Normally, I'm a big Brewers fan. This year? Don't care. The SJW posturing irritated me, but even without it - it's simply ridiculous that the Brewers are in the playoffs. They are under .500. The last 2 playoff seasons were exciting because they had put together a good team and good seasons. Yelich was great and fun to watch. Watching a mediocre team muddle into the playoffs simply because other teams sucked as bad as they do - yeah, no, that's not interesting to me.

Jim at said...

Pro sports is dead to me, now more than ever.
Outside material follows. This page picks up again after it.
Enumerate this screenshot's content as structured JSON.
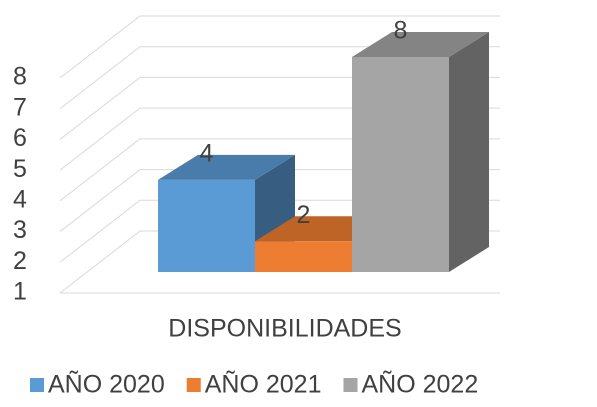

Yep. And what's funny is how easy they made it for me to walk away after 46 years of being a fan.

Jeff Brokaw said...

After all the insanity this year, and all the cancellations of all the things (for mostly stupid and illogical reasons) ... I’m just thankful we had a baseball season at all — and now get to watch the playoffs!

Mid-Life Lawyer said...

The Cubs have Darvish and Hendricks both pitching excellent so a 2 out of 3 series is a great format for them. They have not been hitting well most of the season and won the division on the strength of their starting pitching. I don't think they will go far unless the main guys at least hit average. The Dodgers are very good and they are being punished the most in this format as they are probably the best team.

Readering said...

I like 2 of the playoff teams, Dodgers and Yankees. This system hurts the former and helps the latter.

320Busdriver said...

We got our $ back for our 20 game pack. That’s all I really cared about this season. We’ve watched nearly all the games on tv. Be nice if Locain made a surprise appearance. But, covid.

JaimeRoberto said...

I like 2 of the playoff teams, Dodgers and Yankees.

You've said a lot of things I disagree with over the years. This has to be the worst.